G

What I learned building Candle in Rust

Candle is a tool that takes in a body of HTML plus some CSS selectors, then runs the CSS against the HTML to find what you’re looking for. For example:

$ echo "<h1 id='my-id'><span>text</span></h1>" | candle 'h1 {text}, h1 attr{id}'
text
my-id

It’s the largest project I’ve built in Rust so far, and I learned some excellent parts of Rust that will continue to be useful for my new projects.

I like filter_map

It’s a small thing, but I like the filter_map method. Here’s an example of where it’s useful.

In Candle, each combination of a selector and an operation (e.g. a.highlighted attr{href}) is called a Finder. Each Finder is tested against each HTML element and its operation is run if it matches:

// Lightly edited to remove some code that's not important here
impl<'a> Finder<'a> {
    fn match_and_apply(&self, element: &ElementRef) -> Option<String> {
        if self.selector.matches(element) {
            match self.operation {
                FinderOperation::Text => Some(...),
                FinderOperation::Attr(attr) => {
                  // Some(value) or None, if the attr doesn't exist
                },
                FinderOperation::Html => Some(...)
            }
        } else {
            None
        }
    }
}

If the selector matches and the operation returned something, it returns Some(...). Otherwise, it return None. Returning an Option here makes it easy to filter out empty results using filter_map:

finders.iter().filter_map(|finder| finder.match_and_apply(&element)) {

filter_map runs the closure, and if the closure returns Some(x), it uses x (i.e. it auto-unwraps the value) and if it returns None, filter_map discards the value entirely. So it turns Vec<Option<String>> into Vec<String>. This pattern pops up pretty often and filter_map is a neat solution.

The Read trait and testing

The Read trait allows for reading bytes from a source. It requires one method, read. Other methods are defined in terms of Read. (This is similar to how Rust’s Iterable module only requires a next method but gives many other methods defined in terms of next.)

I had a method that read from io::stdin, called read_from_stdin that took zero arguments. In order to test it, I changed it to instead take in anything that implements Read:

-fn read_from_stdin() -> Option<String> {
+fn read_from<R: Read>(mut reader: R) -> Option<String> {

Now instead of calling read_from_stdin, I call read_from(io::stdin()). The real benefit comes from testing the method. I can now pass in a Cursor, which lets us use slices or vectors as if they’re files. Here’s the full test:

#[test]
fn test_less_than_1024_bytes_of_html(){
    let html = r#"
        <!DOCTYPE html>
        <meta charset="utf-8">
        <title>Hello, world!</title>
        <h1 class="foo">Hello, <i>world!</i></h1>
    "#;
    let result = read_from(Cursor::new(html));
    assert_eq!(result, Some(html.to_string()));
}

(Here’s the commit where I added Read and Cursor.)

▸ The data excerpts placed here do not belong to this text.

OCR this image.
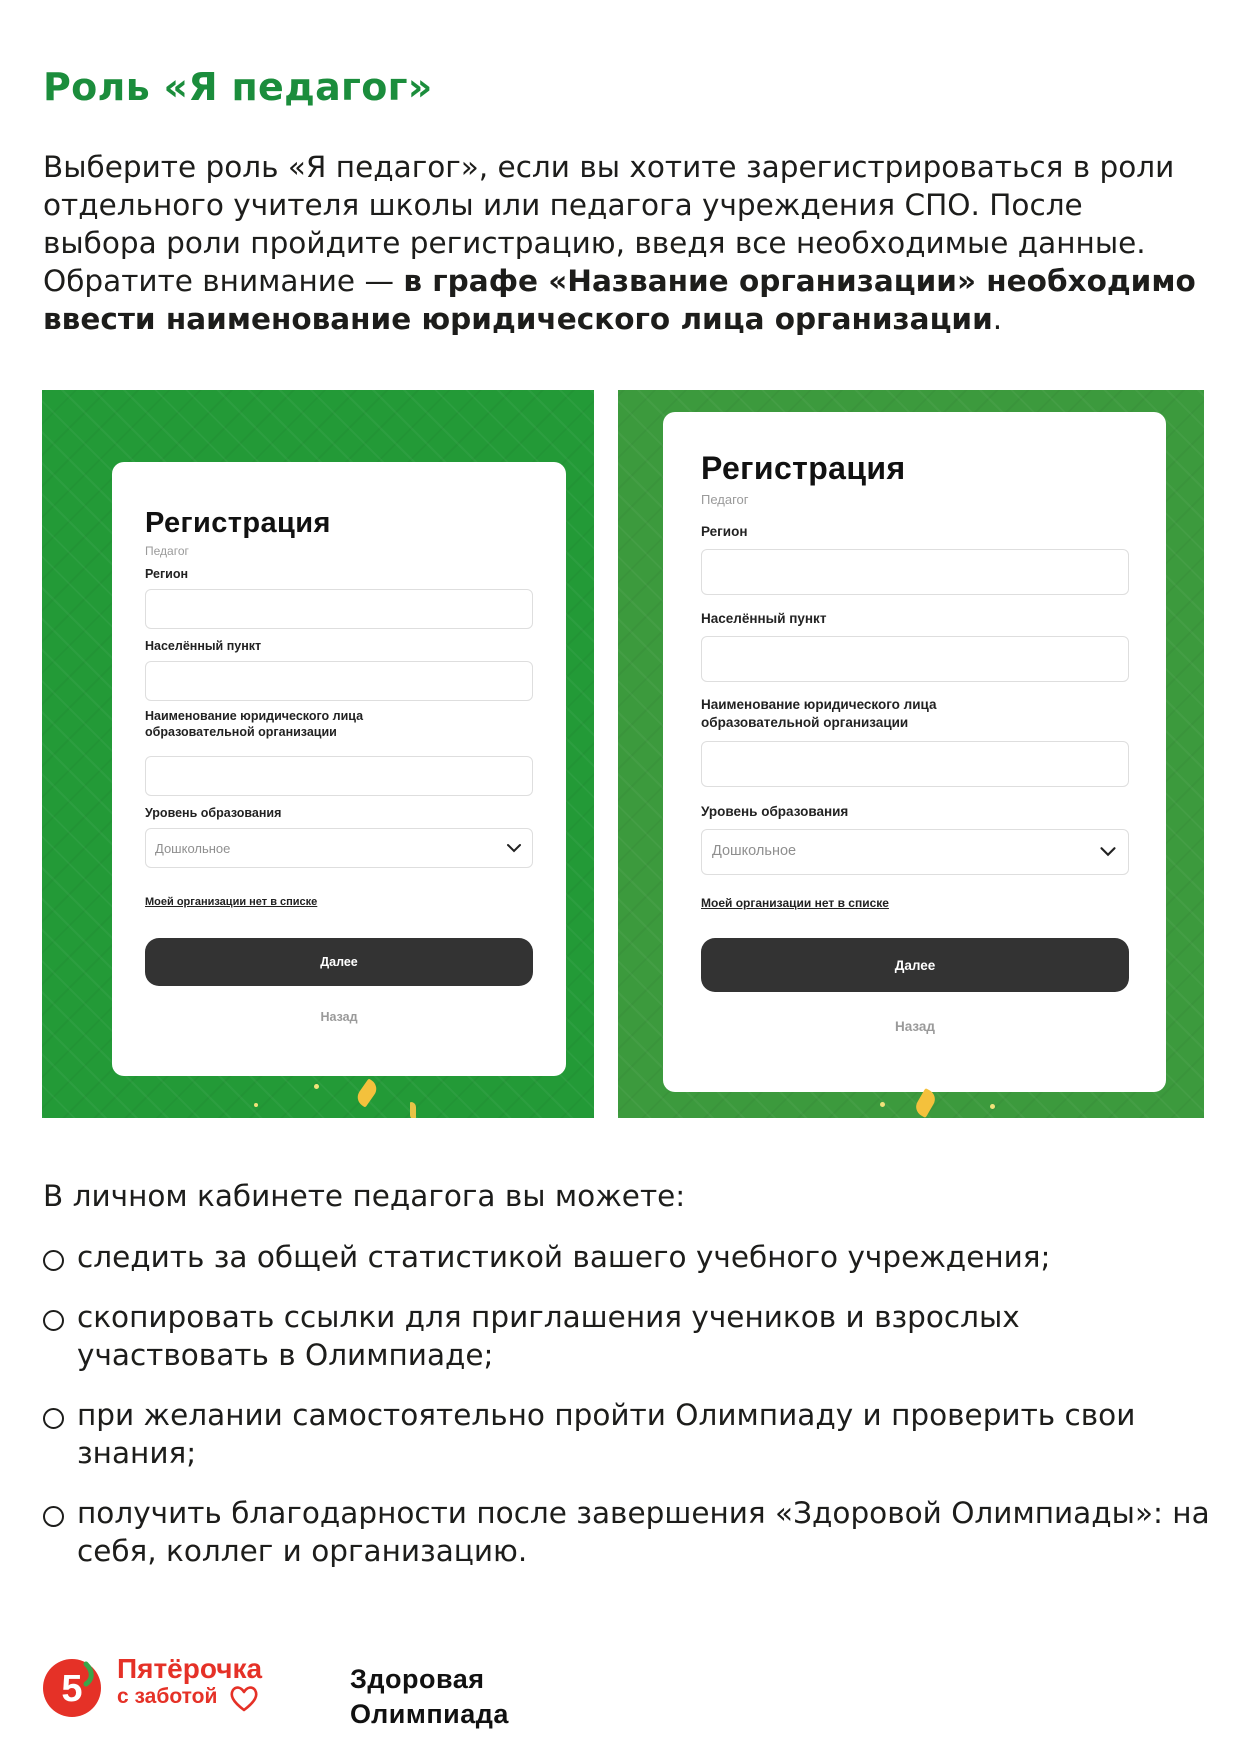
Роль «Я педагог»

Выберите роль «Я педагог», если вы хотите зарегистрироваться в роли отдельного учителя школы или педагога учреждения СПО. После выбора роли пройдите регистрацию, введя все необходимые данные. Обратите внимание — в графе «Название организации» необходимо ввести наименование юридического лица организации.

Регистрация
Педагог
Регион
Населённый пункт
Наименование юридического лица
образовательной организации
Уровень образования
Дошкольное
Моей организации нет в списке
Далее
Назад
Регистрация
Педагог
Регион
Населённый пункт
Наименование юридического лица
образовательной организации
Уровень образования
Дошкольное
Моей организации нет в списке
Далее
Назад
В личном кабинете педагога вы можете:
следить за общей статистикой вашего учебного учреждения;
скопировать ссылки для приглашения учеников и взрослых участвовать в Олимпиаде;
при желании самостоятельно пройти Олимпиаду и проверить свои знания;
получить благодарности после завершения «Здоровой Олимпиады»: на себя, коллег и организацию.
5 Пятёрочка
с заботой
Здоровая
Олимпиада
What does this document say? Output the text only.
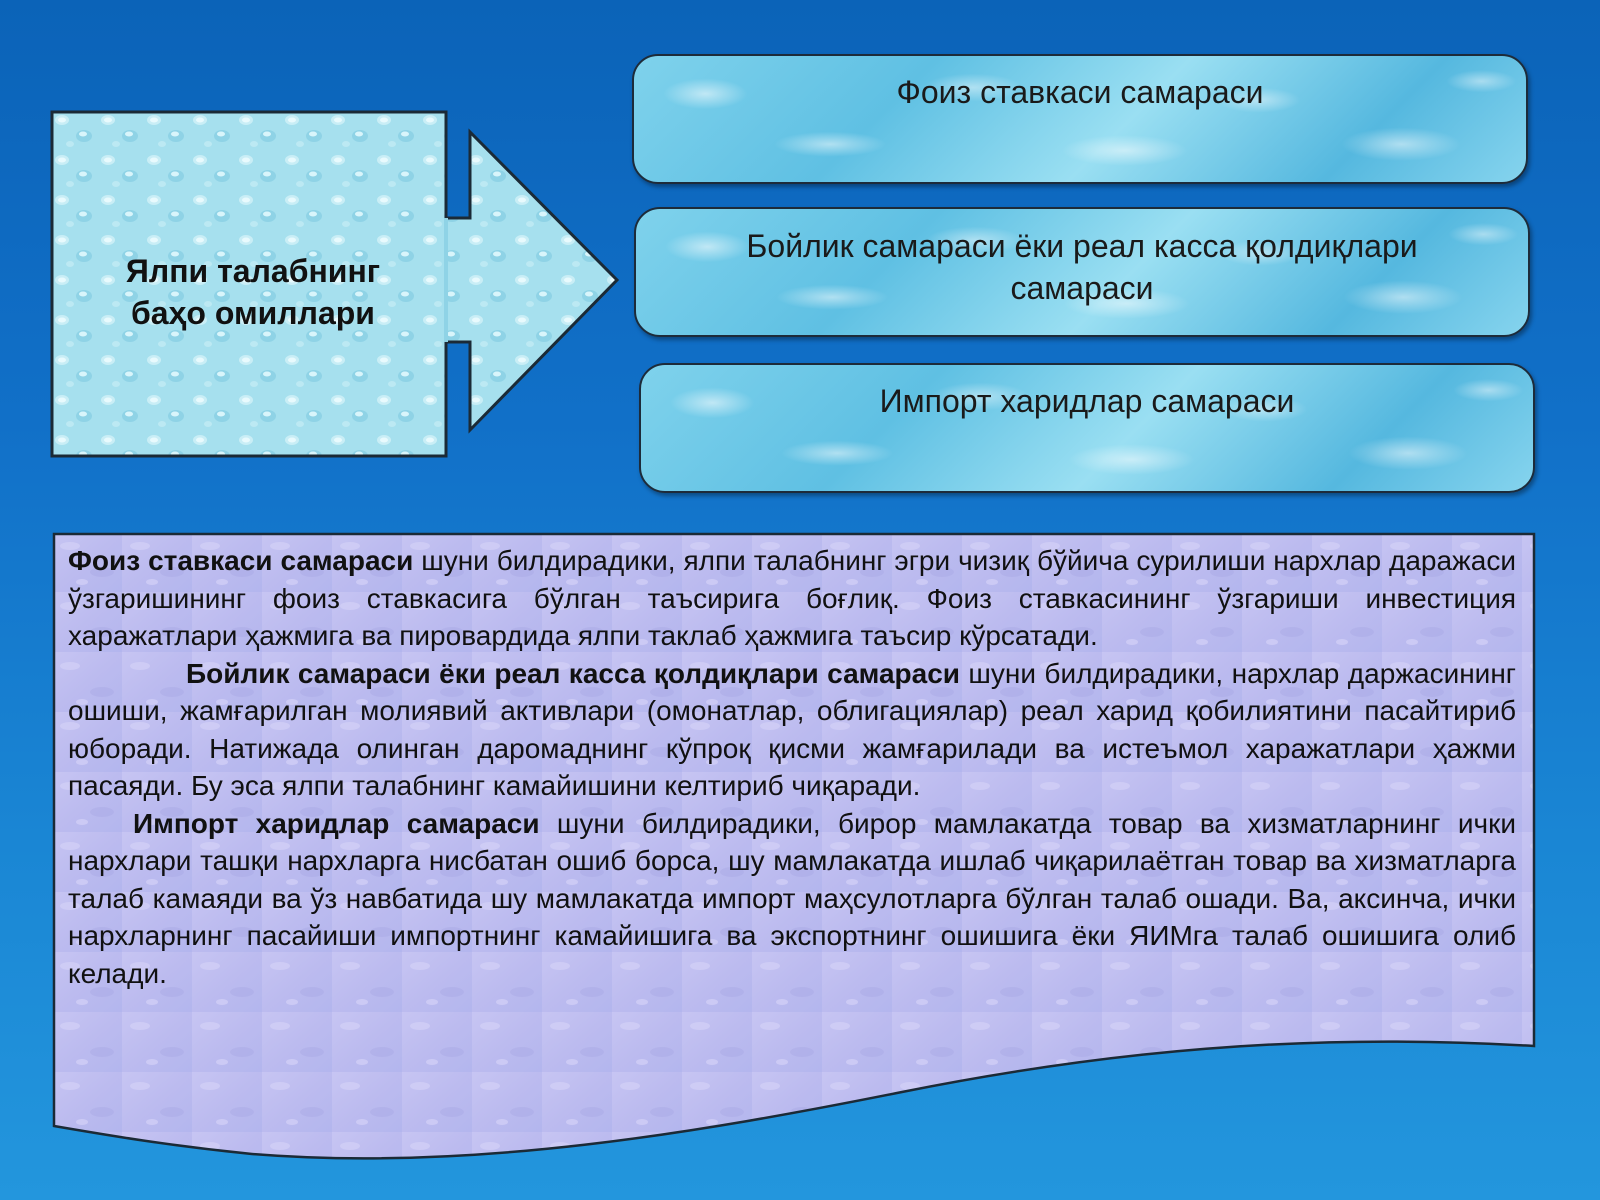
Ялпи талабнинг
баҳо омиллари
Фоиз ставкаси самараси
Бойлик самараси ёки реал касса қолдиқлари
самараси
Импорт харидлар самараси

Фоиз ставкаси самараси шуни билдирадики, ялпи талабнинг эгри чизиқ бўйича сурилиши нархлар даражаси ўзгаришининг фоиз ставкасига бўлган таъсирига боғлиқ. Фоиз ставкасининг ўзгариши инвестиция харажатлари ҳажмига ва пировардида ялпи таклаб ҳажмига таъсир кўрсатади.

Бойлик самараси ёки реал касса қолдиқлари самараси шуни билдирадики, нархлар даржасининг ошиши, жамғарилган молиявий активлари (омонатлар, облигациялар) реал харид қобилиятини пасайтириб юборади. Натижада олинган даромаднинг кўпроқ қисми жамғарилади ва истеъмол харажатлари ҳажми пасаяди. Бу эса ялпи талабнинг камайишини келтириб чиқаради.

Импорт харидлар самараси шуни билдирадики, бирор мамлакатда товар ва хизматларнинг ички нархлари ташқи нархларга нисбатан ошиб борса, шу мамлакатда ишлаб чиқарилаётган товар ва хизматларга талаб камаяди ва ўз навбатида шу мамлакатда импорт маҳсулотларга бўлган талаб ошади. Ва, аксинча, ички нархларнинг пасайиши импортнинг камайишига ва экспортнинг ошишига ёки ЯИМга талаб ошишига олиб келади.
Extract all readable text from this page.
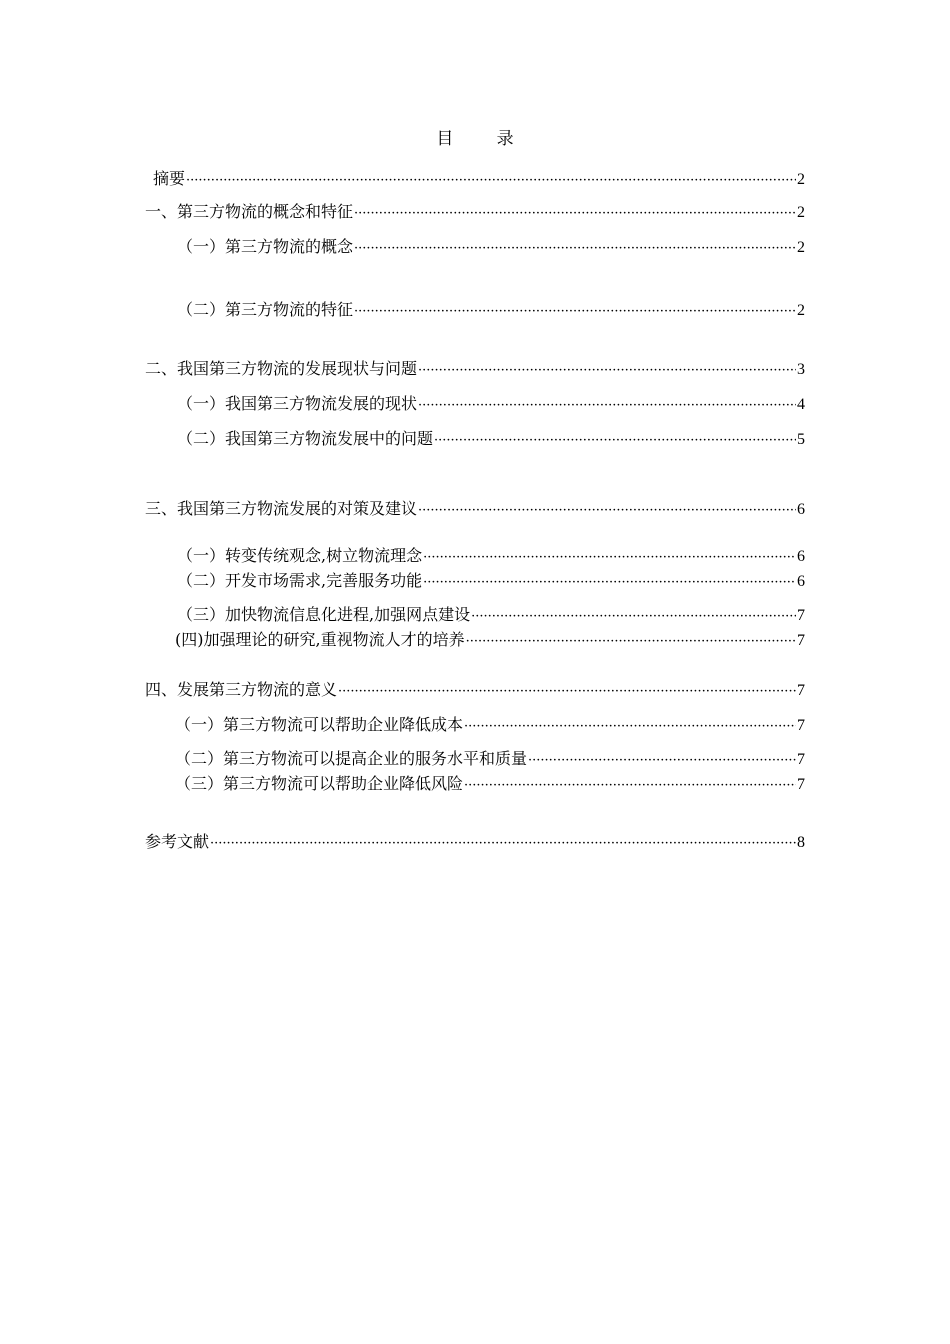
目        录
摘要 ·····	2
一、第三方物流的概念和特征 ·····	2
（一）第三方物流的概念 ·····	2
（二）第三方物流的特征 ·····	2
二、我国第三方物流的发展现状与问题 ·····	3
（一）我国第三方物流发展的现状 ·····	4
（二）我国第三方物流发展中的问题 ·····	5
三、我国第三方物流发展的对策及建议 ·····	6
（一）转变传统观念,树立物流理念 ·····	6
（二）开发市场需求,完善服务功能 ·····	6
（三）加快物流信息化进程,加强网点建设 ·····	7
(四)加强理论的研究,重视物流人才的培养 ·····	7
四、发展第三方物流的意义 ·····	7
（一）第三方物流可以帮助企业降低成本 ·····	7
（二）第三方物流可以提高企业的服务水平和质量 ·····	7
（三）第三方物流可以帮助企业降低风险 ·····	7
参考文献 ·····	8
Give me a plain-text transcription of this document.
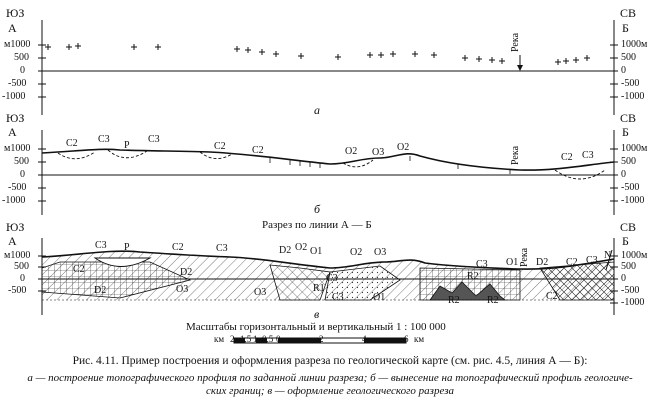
ЮЗ
А
СВ
Б
м1000
500
0
-500
-1000
1000м
500
0
-500
-1000
Река
а
ЮЗ
А
СВ
Б
м1000
500
0
-500
-1000
1000м
500
0
-500
-1000
Река
C2 C3
P
C3
C2	C2	O2 O3 O2
C2 C3
б
ЮЗ
А
СВ
Б
Разрез по линии А — Б
м1000
500
0
-500
1000м
500
0
-500
-1000
Река
C3 P	C2	C3
C2	D2
D2	O3
D2 O2 O1	O2 O3
C3
O3	R1
C3	O1
C3
R2
R2	R2
O1 D2 C2 C3 N
C2
в
Масштабы горизонтальный и вертикальный 1 : 100 000
км 2 1,5 1 0,5 0	2	4	6 км
Рис. 4.11. Пример построения и оформления разреза по геологической карте (см. рис. 4.5, линия А — Б):
а — построение топографического профиля по заданной линии разреза; б — вынесение на топографический профиль геологиче-
ских границ; в — оформление геологического разреза
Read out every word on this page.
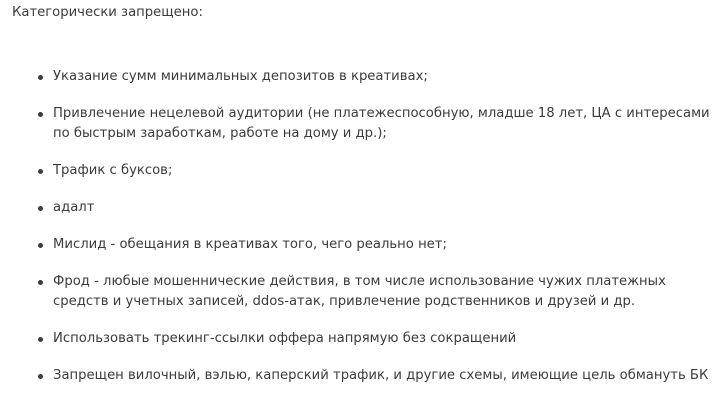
Категорически запрещено:

Указание сумм минимальных депозитов в креативах;
Привлечение нецелевой аудитории (не платежеспособную, младше 18 лет, ЦА с интересами по быстрым заработкам, работе на дому и др.);
Трафик с буксов;
адалт
Мислид - обещания в креативах того, чего реально нет;
Фрод - любые мошеннические действия, в том числе использование чужих платежных средств и учетных записей, ddos-атак, привлечение родственников и друзей и др.
Использовать трекинг-ссылки оффера напрямую без сокращений
Запрещен вилочный, вэлью, каперский трафик, и другие схемы, имеющие цель обмануть БК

Cursor is a very helpful struct and I’ll definitely keep it in mind when writing future tests.

Pipes and panic

In an early version of Candle, piping the output to anything that truncated the output (like head) would cause it to panic:

$ curl --silent daringfireball.net | candle 'html {html}' | head -1
<html class="daringfireball-net" lang="en">
thread 'main' panicked at 'failed printing to stdout: Broken pipe (os error 32)', src/libstd/io/stdio.rs:792:9
note: run with `RUST_BACKTRACE=1` environment variable to display a backtrace.

This is a common problem with any Rust program that writes to the terminal in Rust. There’s an open Rust issue about it. As I understand it, when enough output has been read, the kernel closes the pipe and sends a SIGPIPE signal to the application that’s generating output (i.e. candle) so it gracefully dies. However, Rust ignores SIGPIPE, and keeps trying to generate output, and then panics when it detects the now-broken pipe.

Specifically, the issue is this:

println!("{}", &string);

println! panics when it runs into any errors. The fix is to use writeln!, which does not panic but instead returns std::io::Result<()>. We can then catch broken pipes:

let mut stdout = io::stdout();

if let Err(e) = writeln!(stdout, "{}", &string) {
    if e.kind() != ErrorKind::BrokenPipe {
        eprintln!("{}", e);
        process::exit(1);
    }
}

This new code does 2 things:

  1. It catches the Err and ignores it if it’s a broken pipe, and
  2. If it’s a real error, it prints the error to STDERR and exits with an error code (but without printing a gross error message)

This is much better than println!‘s panicky behavior.

(I did this in two PRs: #13 and #14.)